Milwaukee Bucks Meta Wins Produced

Professor Berri just posted his  Original Win Score wins produced numbers at The Wages of Wins Journal, so now at the halfway point I am able to provide “Meta Wins Produced” numbers.  That’s where I combine my Marginal Win Score numbers, B-R.com’s “Win Shares”, and Original Win Score.  These are the three metrics I respect the most.

I apologize for my lame ass charts on this site.  I have to do better, but for now, the first number is MWS, the second number is Win Shares, the third is  OWS, and the fourth is Meta Wins Produced, an average of all 3.

……………………………MWS………..Win Shares……..WS……….META

Andrew Bogut………..3.5…………….3.6………………4.8…………4.0

Luke Ridnour…………2.8…………….3.6………………3.3………….3.2

Ersan Ilyasova……….2.1…………….2.6………………3.0…………2.6

Brandon Jennings…..2.8…………….2.3………………1.8………..2.3

Hak Warrick…………..1.4…………….2.1………………0.9………….1.5

Carlos Delfino…………2.6……………1.9……………….2.7…………2.4

Luc Moute……………..1.6……………1.6………………..1.6…………1.6

Charlie Bell…………….1.0……………1.2………………..0.2………..0.8

Kurt Thomas…………..0.4…………..0.5………………..0.2………..0.3

Michael Redd…………0.3……………0.5………………..(-0.1)…….0.2

Jodie Meeks…………..0.4……………0.4………………..0.6………..0.4

Comparison of the Metric Results

The results that were the most similar, strangely enough, were MWS and Win Shares, which had a 20.2% difference on average.  The two metrics are nothing alike in their calculations, but often produce very similar results and  I can’t explain why.  On the other hand, MWS and OWS, which are spawned from the same metric, had the greatest average difference at 30.3%.  That’s odd.  Finally, OWS and Win Shares differed by 28.3%.

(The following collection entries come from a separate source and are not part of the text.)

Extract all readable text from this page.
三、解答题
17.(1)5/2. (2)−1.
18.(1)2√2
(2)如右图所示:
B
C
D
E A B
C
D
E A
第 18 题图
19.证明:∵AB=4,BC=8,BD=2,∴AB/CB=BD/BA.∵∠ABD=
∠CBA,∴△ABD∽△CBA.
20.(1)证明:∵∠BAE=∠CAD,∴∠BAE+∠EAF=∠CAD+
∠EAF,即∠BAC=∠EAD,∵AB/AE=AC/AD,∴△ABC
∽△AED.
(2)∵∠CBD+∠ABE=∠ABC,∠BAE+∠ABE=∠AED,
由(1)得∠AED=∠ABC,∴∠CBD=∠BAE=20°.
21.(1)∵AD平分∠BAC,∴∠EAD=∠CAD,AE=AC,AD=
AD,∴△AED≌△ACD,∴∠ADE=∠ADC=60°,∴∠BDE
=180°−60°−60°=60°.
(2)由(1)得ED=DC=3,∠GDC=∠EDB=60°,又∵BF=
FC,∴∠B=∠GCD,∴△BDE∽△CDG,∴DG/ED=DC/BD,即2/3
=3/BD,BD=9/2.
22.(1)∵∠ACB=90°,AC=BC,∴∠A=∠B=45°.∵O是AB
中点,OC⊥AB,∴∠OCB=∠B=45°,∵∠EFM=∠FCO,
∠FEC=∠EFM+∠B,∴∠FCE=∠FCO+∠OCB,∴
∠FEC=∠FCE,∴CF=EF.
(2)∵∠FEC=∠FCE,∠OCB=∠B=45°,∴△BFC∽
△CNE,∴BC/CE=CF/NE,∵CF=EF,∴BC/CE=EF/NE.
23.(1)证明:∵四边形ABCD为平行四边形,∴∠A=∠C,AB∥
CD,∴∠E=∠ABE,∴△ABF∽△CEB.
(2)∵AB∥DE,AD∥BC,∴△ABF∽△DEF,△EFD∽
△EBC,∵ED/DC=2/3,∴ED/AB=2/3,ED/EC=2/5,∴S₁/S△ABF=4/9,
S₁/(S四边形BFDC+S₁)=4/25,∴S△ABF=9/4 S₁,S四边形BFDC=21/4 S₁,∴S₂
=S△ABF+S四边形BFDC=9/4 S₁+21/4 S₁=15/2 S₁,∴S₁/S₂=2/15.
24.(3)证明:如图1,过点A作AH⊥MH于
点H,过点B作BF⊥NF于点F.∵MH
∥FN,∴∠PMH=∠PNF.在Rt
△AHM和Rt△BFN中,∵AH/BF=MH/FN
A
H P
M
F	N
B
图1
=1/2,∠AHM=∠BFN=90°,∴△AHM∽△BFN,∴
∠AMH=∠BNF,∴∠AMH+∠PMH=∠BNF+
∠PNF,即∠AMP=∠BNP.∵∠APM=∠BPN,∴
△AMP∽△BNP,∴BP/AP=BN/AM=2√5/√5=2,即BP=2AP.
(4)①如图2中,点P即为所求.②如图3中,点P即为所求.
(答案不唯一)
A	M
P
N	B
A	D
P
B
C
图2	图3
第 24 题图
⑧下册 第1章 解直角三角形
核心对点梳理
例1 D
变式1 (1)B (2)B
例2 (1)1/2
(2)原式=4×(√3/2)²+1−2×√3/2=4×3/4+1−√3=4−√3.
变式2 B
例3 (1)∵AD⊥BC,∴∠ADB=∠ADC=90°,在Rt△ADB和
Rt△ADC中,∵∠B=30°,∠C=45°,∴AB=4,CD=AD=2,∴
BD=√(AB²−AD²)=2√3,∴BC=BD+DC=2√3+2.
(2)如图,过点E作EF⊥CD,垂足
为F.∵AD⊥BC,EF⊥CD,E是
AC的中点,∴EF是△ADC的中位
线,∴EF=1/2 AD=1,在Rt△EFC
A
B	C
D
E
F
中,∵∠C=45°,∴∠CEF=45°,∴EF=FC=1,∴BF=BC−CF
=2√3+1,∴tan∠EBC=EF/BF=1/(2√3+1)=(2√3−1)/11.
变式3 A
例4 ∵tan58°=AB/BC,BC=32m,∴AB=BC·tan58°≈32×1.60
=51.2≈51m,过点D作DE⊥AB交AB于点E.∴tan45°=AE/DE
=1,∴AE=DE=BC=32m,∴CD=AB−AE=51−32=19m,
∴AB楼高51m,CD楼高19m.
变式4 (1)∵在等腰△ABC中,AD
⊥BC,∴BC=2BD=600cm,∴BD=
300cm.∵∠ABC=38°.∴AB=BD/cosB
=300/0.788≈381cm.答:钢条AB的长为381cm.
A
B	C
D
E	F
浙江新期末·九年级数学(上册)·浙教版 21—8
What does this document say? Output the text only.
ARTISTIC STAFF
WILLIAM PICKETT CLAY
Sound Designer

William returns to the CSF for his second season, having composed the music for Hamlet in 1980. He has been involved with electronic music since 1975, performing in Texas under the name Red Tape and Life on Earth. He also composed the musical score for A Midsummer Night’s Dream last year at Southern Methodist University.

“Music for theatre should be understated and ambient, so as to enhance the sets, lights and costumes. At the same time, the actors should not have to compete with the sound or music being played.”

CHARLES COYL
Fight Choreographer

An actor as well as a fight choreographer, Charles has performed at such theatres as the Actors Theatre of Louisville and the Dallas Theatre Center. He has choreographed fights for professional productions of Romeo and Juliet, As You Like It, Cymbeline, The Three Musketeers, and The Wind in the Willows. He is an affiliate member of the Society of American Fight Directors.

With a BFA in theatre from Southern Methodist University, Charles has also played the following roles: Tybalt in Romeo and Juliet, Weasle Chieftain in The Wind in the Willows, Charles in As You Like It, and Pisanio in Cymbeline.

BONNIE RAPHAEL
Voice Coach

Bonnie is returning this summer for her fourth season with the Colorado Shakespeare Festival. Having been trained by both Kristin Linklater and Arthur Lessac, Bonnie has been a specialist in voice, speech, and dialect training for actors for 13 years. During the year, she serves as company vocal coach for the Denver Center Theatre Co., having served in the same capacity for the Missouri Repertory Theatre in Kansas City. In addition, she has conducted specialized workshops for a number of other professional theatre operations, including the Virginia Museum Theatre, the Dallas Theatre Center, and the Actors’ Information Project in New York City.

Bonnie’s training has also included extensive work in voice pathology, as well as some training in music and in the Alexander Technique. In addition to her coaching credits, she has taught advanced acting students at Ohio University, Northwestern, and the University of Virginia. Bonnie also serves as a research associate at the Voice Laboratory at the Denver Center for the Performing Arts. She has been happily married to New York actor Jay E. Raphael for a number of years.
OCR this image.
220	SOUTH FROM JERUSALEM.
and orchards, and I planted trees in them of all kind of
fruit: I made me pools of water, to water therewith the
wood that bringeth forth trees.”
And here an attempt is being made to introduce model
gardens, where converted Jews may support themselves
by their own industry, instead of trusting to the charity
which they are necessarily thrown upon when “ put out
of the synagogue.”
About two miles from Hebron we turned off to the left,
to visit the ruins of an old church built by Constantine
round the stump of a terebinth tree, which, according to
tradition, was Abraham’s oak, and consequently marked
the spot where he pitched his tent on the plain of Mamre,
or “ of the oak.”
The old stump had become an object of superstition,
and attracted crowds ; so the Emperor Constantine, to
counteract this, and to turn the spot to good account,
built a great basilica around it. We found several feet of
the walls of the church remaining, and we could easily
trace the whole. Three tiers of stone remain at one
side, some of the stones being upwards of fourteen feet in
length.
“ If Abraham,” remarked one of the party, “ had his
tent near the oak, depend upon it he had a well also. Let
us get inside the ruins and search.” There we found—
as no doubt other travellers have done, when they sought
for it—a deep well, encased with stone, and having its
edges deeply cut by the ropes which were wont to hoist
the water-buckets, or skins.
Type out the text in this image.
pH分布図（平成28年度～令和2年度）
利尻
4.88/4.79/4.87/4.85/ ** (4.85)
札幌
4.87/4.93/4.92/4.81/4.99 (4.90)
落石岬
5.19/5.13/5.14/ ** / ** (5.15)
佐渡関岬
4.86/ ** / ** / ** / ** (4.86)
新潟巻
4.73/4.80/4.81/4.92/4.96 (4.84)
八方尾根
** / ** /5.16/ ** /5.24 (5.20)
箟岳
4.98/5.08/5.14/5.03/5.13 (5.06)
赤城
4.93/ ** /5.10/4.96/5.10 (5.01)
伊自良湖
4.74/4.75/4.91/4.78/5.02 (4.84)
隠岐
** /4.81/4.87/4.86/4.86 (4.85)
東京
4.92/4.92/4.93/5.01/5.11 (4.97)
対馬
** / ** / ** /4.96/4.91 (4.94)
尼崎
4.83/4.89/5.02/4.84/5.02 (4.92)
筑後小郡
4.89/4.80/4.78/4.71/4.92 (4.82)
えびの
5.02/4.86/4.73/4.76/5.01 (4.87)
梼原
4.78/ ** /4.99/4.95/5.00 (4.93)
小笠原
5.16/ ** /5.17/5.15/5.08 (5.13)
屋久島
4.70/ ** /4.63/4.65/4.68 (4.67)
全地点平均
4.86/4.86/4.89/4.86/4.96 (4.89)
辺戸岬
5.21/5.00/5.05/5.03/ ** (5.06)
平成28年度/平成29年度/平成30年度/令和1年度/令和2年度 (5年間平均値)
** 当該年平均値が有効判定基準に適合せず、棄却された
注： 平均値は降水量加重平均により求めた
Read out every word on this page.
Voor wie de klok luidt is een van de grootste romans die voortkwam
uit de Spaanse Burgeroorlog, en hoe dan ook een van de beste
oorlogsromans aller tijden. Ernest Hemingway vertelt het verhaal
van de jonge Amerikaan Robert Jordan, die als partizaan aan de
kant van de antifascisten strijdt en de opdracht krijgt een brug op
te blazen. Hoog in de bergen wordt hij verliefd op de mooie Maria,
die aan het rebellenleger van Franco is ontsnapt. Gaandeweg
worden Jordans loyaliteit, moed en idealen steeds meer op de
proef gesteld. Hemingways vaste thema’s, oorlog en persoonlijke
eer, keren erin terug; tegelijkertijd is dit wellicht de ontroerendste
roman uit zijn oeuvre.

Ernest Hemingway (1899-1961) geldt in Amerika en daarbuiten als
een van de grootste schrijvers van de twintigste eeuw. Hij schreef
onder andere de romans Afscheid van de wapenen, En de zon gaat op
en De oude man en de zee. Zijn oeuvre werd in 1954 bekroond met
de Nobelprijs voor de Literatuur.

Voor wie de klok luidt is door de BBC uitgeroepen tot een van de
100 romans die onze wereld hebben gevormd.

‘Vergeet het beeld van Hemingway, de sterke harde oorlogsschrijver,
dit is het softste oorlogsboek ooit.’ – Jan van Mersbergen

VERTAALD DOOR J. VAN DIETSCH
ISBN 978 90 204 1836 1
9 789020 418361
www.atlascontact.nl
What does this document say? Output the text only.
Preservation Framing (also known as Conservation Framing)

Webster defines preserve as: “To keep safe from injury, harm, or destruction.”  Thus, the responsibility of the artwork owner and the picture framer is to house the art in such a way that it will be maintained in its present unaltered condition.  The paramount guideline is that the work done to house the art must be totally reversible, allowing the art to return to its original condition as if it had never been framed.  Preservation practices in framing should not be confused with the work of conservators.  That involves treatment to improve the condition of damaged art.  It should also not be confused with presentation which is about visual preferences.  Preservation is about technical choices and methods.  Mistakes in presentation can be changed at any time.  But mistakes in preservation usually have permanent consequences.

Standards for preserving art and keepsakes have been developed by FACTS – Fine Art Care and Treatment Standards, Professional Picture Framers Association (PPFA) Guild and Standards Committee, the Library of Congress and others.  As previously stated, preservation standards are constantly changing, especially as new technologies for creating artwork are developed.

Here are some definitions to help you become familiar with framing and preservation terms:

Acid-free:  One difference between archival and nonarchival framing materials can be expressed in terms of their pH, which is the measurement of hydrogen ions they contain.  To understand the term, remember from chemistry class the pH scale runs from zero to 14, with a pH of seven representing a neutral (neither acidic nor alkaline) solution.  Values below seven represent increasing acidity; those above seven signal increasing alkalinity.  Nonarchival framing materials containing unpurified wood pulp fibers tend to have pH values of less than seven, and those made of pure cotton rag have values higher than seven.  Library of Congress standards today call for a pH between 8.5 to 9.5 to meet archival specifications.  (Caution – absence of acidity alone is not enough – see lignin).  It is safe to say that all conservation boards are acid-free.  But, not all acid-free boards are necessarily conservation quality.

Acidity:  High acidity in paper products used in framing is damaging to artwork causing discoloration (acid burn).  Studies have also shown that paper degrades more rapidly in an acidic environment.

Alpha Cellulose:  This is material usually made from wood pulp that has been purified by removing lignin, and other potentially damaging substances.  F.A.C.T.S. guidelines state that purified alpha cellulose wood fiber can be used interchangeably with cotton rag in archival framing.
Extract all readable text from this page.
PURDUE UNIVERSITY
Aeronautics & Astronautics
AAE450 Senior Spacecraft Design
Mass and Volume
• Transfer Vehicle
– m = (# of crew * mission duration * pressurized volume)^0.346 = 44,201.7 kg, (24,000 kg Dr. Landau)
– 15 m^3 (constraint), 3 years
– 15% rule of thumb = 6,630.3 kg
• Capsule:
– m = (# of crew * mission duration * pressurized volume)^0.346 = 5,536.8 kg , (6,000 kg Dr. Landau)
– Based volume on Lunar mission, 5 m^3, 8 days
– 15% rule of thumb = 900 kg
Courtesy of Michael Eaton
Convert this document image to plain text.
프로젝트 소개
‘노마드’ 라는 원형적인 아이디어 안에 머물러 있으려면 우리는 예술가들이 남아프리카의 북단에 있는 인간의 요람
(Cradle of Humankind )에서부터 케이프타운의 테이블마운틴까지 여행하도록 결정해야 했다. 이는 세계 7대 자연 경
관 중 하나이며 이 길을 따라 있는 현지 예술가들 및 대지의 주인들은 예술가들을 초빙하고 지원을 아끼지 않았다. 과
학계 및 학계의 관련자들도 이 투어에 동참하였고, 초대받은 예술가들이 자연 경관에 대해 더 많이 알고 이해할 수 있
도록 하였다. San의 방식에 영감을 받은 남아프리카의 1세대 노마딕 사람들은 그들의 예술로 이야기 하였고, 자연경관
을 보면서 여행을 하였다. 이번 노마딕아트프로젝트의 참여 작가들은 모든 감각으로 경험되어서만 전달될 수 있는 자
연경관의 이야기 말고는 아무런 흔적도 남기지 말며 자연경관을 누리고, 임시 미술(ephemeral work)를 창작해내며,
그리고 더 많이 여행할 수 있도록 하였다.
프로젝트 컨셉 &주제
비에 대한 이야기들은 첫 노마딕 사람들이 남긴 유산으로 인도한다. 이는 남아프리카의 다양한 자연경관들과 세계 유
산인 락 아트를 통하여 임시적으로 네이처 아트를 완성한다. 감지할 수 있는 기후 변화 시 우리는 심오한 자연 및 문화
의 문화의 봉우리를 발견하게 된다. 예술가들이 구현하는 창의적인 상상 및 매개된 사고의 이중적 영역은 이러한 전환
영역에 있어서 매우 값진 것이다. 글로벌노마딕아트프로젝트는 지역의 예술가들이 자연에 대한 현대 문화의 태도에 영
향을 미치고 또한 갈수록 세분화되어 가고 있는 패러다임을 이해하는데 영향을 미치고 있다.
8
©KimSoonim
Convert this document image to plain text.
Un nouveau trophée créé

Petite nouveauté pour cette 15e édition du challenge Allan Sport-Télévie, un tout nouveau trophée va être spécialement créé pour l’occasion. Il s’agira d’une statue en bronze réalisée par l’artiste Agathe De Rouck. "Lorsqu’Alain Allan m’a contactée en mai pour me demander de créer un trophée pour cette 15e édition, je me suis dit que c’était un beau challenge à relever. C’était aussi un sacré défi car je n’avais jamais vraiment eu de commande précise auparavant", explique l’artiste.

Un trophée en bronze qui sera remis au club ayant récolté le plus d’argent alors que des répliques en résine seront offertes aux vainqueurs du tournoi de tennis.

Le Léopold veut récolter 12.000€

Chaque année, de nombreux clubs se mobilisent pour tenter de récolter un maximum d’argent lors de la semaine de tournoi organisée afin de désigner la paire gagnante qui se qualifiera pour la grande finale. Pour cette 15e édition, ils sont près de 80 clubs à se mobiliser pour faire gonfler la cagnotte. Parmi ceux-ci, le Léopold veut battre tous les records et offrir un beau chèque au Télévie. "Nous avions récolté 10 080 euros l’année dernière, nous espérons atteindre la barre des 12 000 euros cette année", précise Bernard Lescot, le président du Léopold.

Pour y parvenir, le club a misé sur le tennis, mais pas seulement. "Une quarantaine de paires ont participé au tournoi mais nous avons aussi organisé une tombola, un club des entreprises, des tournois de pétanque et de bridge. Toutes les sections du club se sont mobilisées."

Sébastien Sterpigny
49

The metric that was closest to the Meta Wins result was MWS, with a 13.2% average difference.  Win Shares was next with an average difference of 18.1%, followed by OWS at 20.5%.

MWS is on an island with respect to Ridnour, Ilyasova, and Jennings.  For the former two its on the low end.  For the latter its on the high end.  The reason is probably because it directly attributes statistics produced by counterpart opponents to the specific player.  Ridnour and Ilyasova suffer because of it,  Jennings benefits.  I don’t know if that means Jennings is a great “defender”, but point guards have a habit of playing less productively and less efficiently when Jennings is guarding them as opposed to Ridnour.

The one result that is identical in all three is Luc Moute’s 1.6 wins produced.  The strange thing about that is Moute does most of his contributing through defense and rebounding, not scoring.  The metrics tend to deviate on such players but not in this instance.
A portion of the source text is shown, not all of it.